Merrifield: School choice essential element in learning

Source: Austin American Statesman

University of Texas at San Antonio, National Center for Policy Analysis Senior Fellow

Texas public schools, and schools nationwide, cannot engage a high percentage of children in useful learning. That fact has survived frenzied efforts to improve materials, teachers and a variety of other factors.

Children are too diverse in terms of which instructional approaches and which subject themes will achieve the needed engagement in the learning process for any approach to achieve even acceptable rates of success, with children mostly sorted into schools by attendance zone and into classrooms only by age.

The public school system tries to address student diversity by creating options within large, mall-like campuses. That has achieved unmanageable school goliaths and student alienation, but not improved performance. Efforts to make that approach to student diversity produce acceptable outcomes will continue, but the evidence is overwhelming in volume and urgency that policymaking needs to pursue engagement of diverse children in other ways.

Our non-ideological premise is that an alternative to the present public policy strategy of different options in schools is “school choice,” including choices developed through the entrepreneurial initiative that drives most of our economy.

Let’s take this example to see how that would work, and why. Suppose that Mom and Dad gradually take notice of their son’s excitement and riveted attention during the sports news, and utter disengagement with the rest of the news. Their son is just doing OK in his assigned public school that targets content and examples to average children.

Dad wonders: If only his son was in a classroom (or online setting) that taught math through sports stats, and taught reading and writing through sports stories. It occurs to dad that there are probably a lot of kids like his son. If Dad is an entrepreneur, he might convert his idea into a school of choice, which could be highly successful as a chartered public school, or as a private school if vouchers or tax credits are available to defray the tuition cost.

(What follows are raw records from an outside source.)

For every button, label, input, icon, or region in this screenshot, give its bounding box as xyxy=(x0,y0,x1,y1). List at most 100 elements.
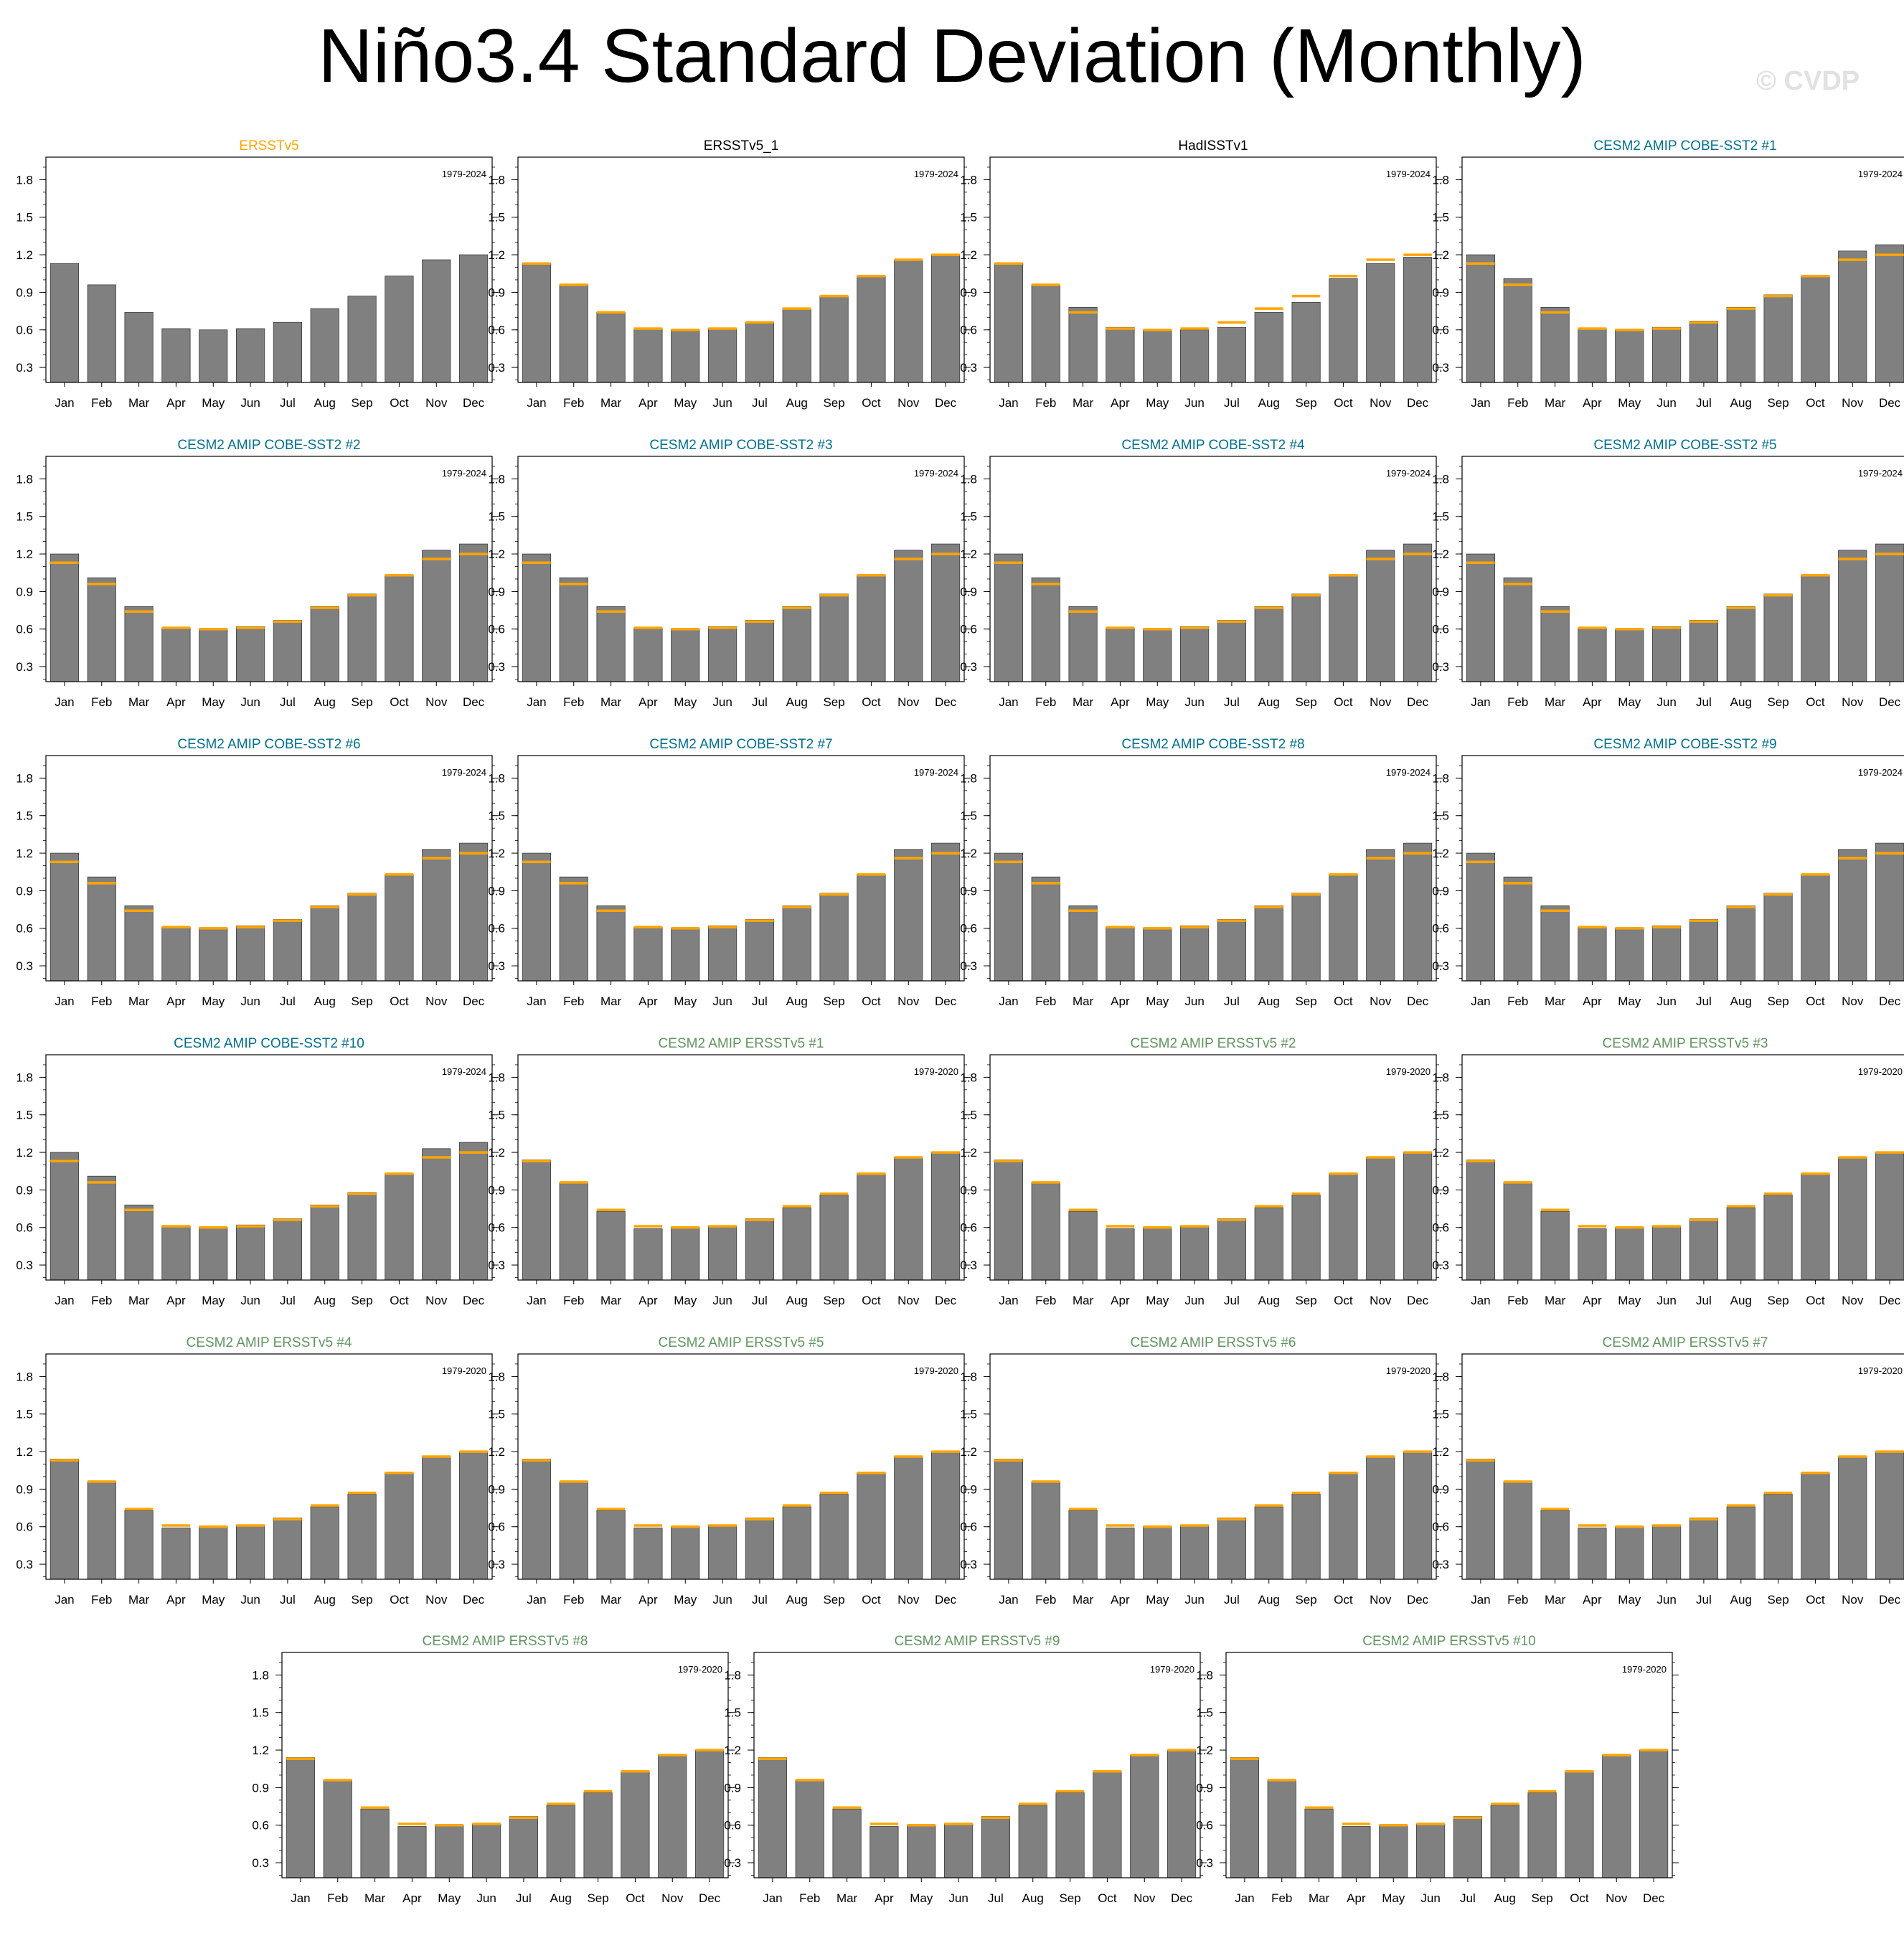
bar xyxy=(1651,626,1682,682)
bar xyxy=(522,1160,552,1281)
y-tick-label: 0.6 xyxy=(488,1520,505,1534)
x-tick-label: Apr xyxy=(638,1294,658,1307)
y-tick-label: 1.5 xyxy=(488,211,505,225)
x-tick-label: Apr xyxy=(1583,695,1602,709)
x-tick-label: Jan xyxy=(527,994,546,1008)
x-tick-label: Apr xyxy=(875,1891,894,1905)
bar xyxy=(596,905,626,982)
y-tick-label: 0.9 xyxy=(1432,286,1449,299)
bar xyxy=(671,928,700,982)
x-tick-label: Mar xyxy=(600,994,622,1008)
x-tick-label: Nov xyxy=(1370,994,1392,1008)
bar xyxy=(782,606,811,682)
x-tick-label: Oct xyxy=(1806,1294,1825,1307)
x-tick-label: Apr xyxy=(166,695,186,709)
bar xyxy=(1726,1506,1755,1580)
period-label: 1979-2024 xyxy=(442,1066,486,1077)
x-tick-label: Feb xyxy=(563,1294,584,1307)
bar xyxy=(1143,629,1172,682)
bar xyxy=(347,296,377,383)
x-tick-label: Oct xyxy=(1334,1294,1353,1307)
bar xyxy=(1726,606,1755,682)
bar xyxy=(522,1459,552,1580)
bar xyxy=(1179,1525,1210,1580)
x-tick-label: May xyxy=(202,994,225,1008)
bar xyxy=(707,626,737,682)
x-tick-label: Apr xyxy=(638,396,658,410)
bar xyxy=(161,328,191,383)
bar xyxy=(1527,1792,1557,1878)
y-tick-label: 0.6 xyxy=(1432,1520,1449,1534)
y-tick-label: 1.2 xyxy=(1196,1744,1213,1757)
x-tick-label: Apr xyxy=(638,994,658,1008)
x-tick-label: Oct xyxy=(1806,396,1825,410)
bar xyxy=(1403,543,1433,682)
bar xyxy=(385,1472,414,1580)
bar xyxy=(1503,1182,1532,1281)
bar xyxy=(1143,329,1172,383)
y-tick-label: 0.3 xyxy=(724,1856,741,1870)
x-tick-label: May xyxy=(1146,695,1169,709)
bar xyxy=(347,593,377,682)
x-tick-label: Mar xyxy=(1545,396,1566,410)
bar xyxy=(1179,925,1210,982)
x-tick-label: Nov xyxy=(425,1294,448,1307)
period-label: 1979-2020 xyxy=(1386,1066,1431,1077)
x-tick-label: Dec xyxy=(463,396,485,410)
bar xyxy=(707,1226,737,1281)
bar xyxy=(1254,1506,1283,1580)
y-tick-label: 1.5 xyxy=(252,1706,269,1720)
bar xyxy=(559,1481,588,1580)
x-tick-label: Nov xyxy=(425,994,448,1008)
x-tick-label: Aug xyxy=(550,1891,572,1905)
x-tick-label: Oct xyxy=(390,396,409,410)
bar xyxy=(1689,1518,1719,1580)
y-tick-label: 1.8 xyxy=(1432,1071,1449,1084)
plot-frame xyxy=(45,1054,493,1281)
bar xyxy=(50,553,80,682)
y-tick-label: 1.8 xyxy=(16,1370,33,1383)
x-tick-label: Jul xyxy=(1224,994,1240,1008)
panel-title: HadISSTv1 xyxy=(1178,138,1248,154)
period-label: 1979-2024 xyxy=(914,169,958,179)
x-tick-label: Oct xyxy=(626,1891,645,1905)
y-tick-label: 0.9 xyxy=(960,585,977,598)
bar xyxy=(1106,1528,1135,1580)
y-tick-label: 1.5 xyxy=(16,1109,33,1122)
plot-frame xyxy=(1461,156,1904,383)
bar xyxy=(819,593,849,682)
x-tick-label: Apr xyxy=(638,695,658,709)
x-tick-label: May xyxy=(202,1294,225,1307)
y-tick-label: 1.8 xyxy=(1432,173,1449,187)
y-tick-label: 1.8 xyxy=(488,1071,505,1084)
x-tick-label: Sep xyxy=(1295,695,1316,709)
x-tick-label: Jan xyxy=(55,1593,74,1607)
x-tick-label: Dec xyxy=(463,994,485,1008)
y-tick-label: 1.8 xyxy=(724,1668,741,1682)
bar xyxy=(1254,311,1283,383)
x-tick-label: Feb xyxy=(1035,1294,1056,1307)
y-tick-label: 1.5 xyxy=(960,510,977,524)
bar xyxy=(1304,1808,1334,1878)
panel-title: ERSSTv5_1 xyxy=(704,138,779,154)
bar xyxy=(1466,553,1496,682)
x-tick-label: Mar xyxy=(128,396,150,410)
bar xyxy=(50,852,80,982)
bar xyxy=(1875,1152,1904,1281)
bar xyxy=(633,328,663,383)
y-tick-label: 1.8 xyxy=(16,1071,33,1084)
period-label: 1979-2024 xyxy=(914,767,958,778)
x-tick-label: Apr xyxy=(638,1593,658,1607)
y-tick-label: 0.6 xyxy=(960,623,977,636)
x-tick-label: Mar xyxy=(128,1294,150,1307)
x-tick-label: Oct xyxy=(1334,994,1353,1008)
bar xyxy=(310,1506,339,1580)
y-tick-label: 0.3 xyxy=(16,1259,33,1272)
x-tick-label: Sep xyxy=(1059,1891,1080,1905)
x-tick-label: Jan xyxy=(55,695,74,709)
bar xyxy=(819,296,849,383)
x-tick-label: Nov xyxy=(1370,396,1392,410)
bar xyxy=(1403,1451,1433,1580)
y-tick-label: 1.2 xyxy=(1432,248,1449,262)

Private schools are rare now and mostly church-run because it is very difficult to sell schooling when it is available from the government for no additional charge beyond taxes you must pay.

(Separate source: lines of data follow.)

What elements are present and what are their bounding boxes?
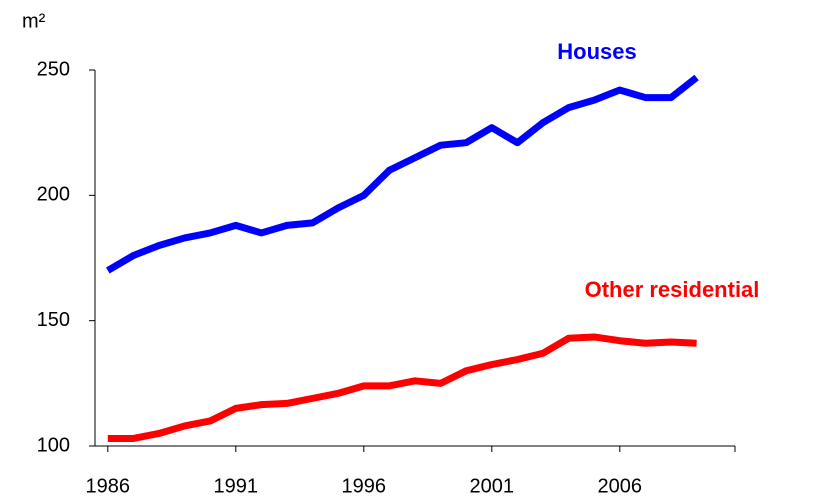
x-tick-label: 1986	[86, 475, 131, 497]
y-tick-label: 150	[37, 309, 70, 331]
series-line	[107, 333, 697, 442]
y-tick-label: 250	[37, 58, 70, 80]
y-tick-label: 200	[37, 184, 70, 206]
x-tick-label: 1991	[214, 475, 259, 497]
y-tick-label: 100	[37, 434, 70, 456]
x-tick-label: 2006	[598, 475, 643, 497]
x-tick-label: 1996	[342, 475, 387, 497]
series-label: Houses	[557, 39, 636, 64]
x-tick-label: 2001	[470, 475, 515, 497]
series-label: Other residential	[585, 277, 760, 302]
y-axis-label: m²	[22, 10, 46, 32]
series-line	[106, 74, 699, 274]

The sports-stories-themed school must be a school of choice. You cannot assign children to specialized instructional approaches. The sports-stories-themed school is financially feasible if the school can recruit enough children (be their best choice) so that the combination of per pupil public funding and private funding, either from charity or family tuition co-payment, is sufficient to finance the delivery of the promised curriculum.

Suppose, as a result of talented teachers that love to use sports stories to teach general things like the three Rs, and a great location for the school, Dad can charge tuition way above the cost of delivering the instruction, and as an entrepreneur he charges “what the market will bear.” Dad’s profit is a short-term reward for his risk and wisdom, and a magnet for increased investment and competition that will force the tuition price of sports-stories-themed schooling down to the cost achievable by the most efficient schools.

That process of profit-loss and price change is what would determine the public-private mix of diverse schooling options on a “playing field” leveled by tuition tax credits or tuition vouchers like what we’ve proposed.

The NCPA study, “Private School Choice: Options for Texas Children,” plus continued work on this critical policy entrepreneurship arena addresses the many issues and critical details we could not get into here.